Determination of prototype components and metabolites of Si-Ni-San in healthy and ulcerative colitis mice by an integrated targeted and pseudo-targeted UPLC-QqQ-MS method
10.11665/j.issn.1000-5048.2025070901
- VernacularTitle:集成靶向和拟靶向策略测定健康及溃疡性结肠炎小鼠体内四逆散原型成分及代谢物
- Author:
Yanfang CAO
1
;
Yuan ZHENG
;
Yongshun CHEN
;
Sihan LI
;
Kai FENG
;
Xingjia LI
;
Rui SONG
Author Information
1. 商丘医学高等专科学校, 商丘 476000;中国药科大学多靶标天然药物全国重点实验室, 南京 211198;南京中医药大学附属中西医结合医院, 南京 210028;中国药科大学药学院药物分析系, 南京 211198
- Publication Type:Journal Article
- Keywords:
Si-Ni-San;
ulcerative colitis;
in vivo components;
targeted and pseudo-targeted analysis;
UPLC-QqQ-MS
- From:
Journal of China Pharmaceutical University
2026;57(3):351-359
- CountryChina
- Language:Chinese
-
Abstract:
This study aimed to establish an analytical method capable of simultaneously quantifying the prototype components of Si-Ni-San and screening their metabolites to elucidate its tissue distribution and metabolic characteristics in an ulcerative colitis (UC) mouse model.

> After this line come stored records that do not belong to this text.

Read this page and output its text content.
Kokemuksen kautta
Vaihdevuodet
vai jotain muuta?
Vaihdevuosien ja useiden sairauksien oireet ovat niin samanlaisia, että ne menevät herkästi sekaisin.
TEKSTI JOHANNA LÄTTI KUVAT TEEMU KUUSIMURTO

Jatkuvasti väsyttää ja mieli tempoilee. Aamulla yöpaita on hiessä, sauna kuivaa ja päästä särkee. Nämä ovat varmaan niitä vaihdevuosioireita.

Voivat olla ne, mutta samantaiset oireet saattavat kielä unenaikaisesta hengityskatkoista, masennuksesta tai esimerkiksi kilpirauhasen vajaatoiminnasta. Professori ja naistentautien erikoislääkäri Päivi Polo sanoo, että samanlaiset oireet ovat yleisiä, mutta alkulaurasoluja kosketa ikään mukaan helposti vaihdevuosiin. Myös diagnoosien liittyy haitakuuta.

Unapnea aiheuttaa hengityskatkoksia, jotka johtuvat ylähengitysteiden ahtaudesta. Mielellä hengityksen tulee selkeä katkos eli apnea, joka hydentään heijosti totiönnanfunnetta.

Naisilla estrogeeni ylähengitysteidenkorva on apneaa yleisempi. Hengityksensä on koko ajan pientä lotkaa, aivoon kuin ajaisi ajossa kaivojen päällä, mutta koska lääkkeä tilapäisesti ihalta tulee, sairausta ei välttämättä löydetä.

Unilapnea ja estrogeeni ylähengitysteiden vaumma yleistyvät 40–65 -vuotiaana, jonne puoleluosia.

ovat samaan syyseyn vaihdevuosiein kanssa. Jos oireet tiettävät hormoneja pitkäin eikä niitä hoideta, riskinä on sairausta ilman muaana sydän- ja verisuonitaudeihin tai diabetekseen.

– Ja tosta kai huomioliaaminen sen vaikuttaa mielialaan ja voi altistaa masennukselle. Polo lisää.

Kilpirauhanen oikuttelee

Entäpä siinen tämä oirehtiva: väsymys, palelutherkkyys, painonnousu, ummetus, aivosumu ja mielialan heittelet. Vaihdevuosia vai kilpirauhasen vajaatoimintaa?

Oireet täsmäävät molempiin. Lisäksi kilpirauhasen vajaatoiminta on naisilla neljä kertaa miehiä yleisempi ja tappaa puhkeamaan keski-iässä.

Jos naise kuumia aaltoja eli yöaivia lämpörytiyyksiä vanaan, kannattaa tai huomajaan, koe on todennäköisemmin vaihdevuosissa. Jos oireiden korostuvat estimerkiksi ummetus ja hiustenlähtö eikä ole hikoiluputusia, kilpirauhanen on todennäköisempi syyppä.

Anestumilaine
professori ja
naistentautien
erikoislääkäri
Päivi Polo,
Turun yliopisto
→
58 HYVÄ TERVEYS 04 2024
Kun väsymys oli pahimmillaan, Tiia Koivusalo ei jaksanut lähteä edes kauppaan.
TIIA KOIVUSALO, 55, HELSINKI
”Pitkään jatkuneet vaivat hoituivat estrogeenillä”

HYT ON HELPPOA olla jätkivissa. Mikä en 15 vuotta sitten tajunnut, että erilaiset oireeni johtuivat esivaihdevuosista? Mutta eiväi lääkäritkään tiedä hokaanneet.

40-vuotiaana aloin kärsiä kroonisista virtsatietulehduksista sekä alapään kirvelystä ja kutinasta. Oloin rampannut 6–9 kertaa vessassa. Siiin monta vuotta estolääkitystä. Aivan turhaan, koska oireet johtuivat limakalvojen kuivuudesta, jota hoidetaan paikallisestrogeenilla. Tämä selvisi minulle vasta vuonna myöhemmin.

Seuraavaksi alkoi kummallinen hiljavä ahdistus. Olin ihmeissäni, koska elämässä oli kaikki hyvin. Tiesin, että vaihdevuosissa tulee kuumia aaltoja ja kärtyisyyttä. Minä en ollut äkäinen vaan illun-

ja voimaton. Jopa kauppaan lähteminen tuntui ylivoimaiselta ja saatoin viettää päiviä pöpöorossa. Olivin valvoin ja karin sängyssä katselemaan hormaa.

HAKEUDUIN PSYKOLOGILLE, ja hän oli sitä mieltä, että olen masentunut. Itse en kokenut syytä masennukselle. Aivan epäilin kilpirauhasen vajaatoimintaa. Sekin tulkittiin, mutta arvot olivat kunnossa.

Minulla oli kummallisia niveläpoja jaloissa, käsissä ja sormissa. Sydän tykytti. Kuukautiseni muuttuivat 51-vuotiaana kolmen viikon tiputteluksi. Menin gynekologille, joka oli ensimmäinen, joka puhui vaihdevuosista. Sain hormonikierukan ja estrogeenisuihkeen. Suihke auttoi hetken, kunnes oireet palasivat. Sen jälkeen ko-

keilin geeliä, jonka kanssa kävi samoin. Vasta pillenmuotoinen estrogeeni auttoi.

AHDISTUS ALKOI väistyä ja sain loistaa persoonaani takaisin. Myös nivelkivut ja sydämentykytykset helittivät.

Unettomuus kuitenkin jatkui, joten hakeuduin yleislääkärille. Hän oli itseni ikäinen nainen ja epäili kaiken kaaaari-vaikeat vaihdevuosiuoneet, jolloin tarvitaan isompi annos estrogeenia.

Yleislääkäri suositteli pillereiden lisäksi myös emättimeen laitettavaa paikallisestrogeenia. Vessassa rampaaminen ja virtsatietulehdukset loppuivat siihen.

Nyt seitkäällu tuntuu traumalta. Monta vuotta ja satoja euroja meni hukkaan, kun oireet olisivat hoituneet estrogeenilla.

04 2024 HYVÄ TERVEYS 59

To this end, an integrated analysis strategy based on UPLC-QqQ-MS was developed and validated, combining the targeted quantification of 12 prototype components with a pseudo-targeted metabolite screening technique based on ion pair list-triggered data-dependent acquisition. Samples were extracted with 80% methanol (100 mg/mL) and processed with internal standards. Separation was achieved on a Waters Acquity UPLC HSS PFP column using a gradient elution with a mobile phase consisting of acetonitrile and 5 mmol/L ammonium acetate containing 0.1% formic acid. Analysis was performed using an electrospray ionization (ESI) source in multiple reaction monitoring mode. Methodological validation confirmed that all parameters met the requirements for bio-sample analysis. Application of this method revealed that the content of Si-Ni-San prototype components in the colon, liver, and kidneys of UC mice was significantly higher than that in healthy mice. Furthermore, the number of phase II metabolites was markedly greater than that of phase I metabolites in all tested samples. The results demonstrate the reliability of the established method and preliminarily reveal the tissue distribution characteristics of Si-Ni-San under UC conditions and its metabolism pattern dominated by phase II conjugation, which provides a methodological basis and experimental data for further in-depth research into its effective target tissues and pharmacodynamic material basis.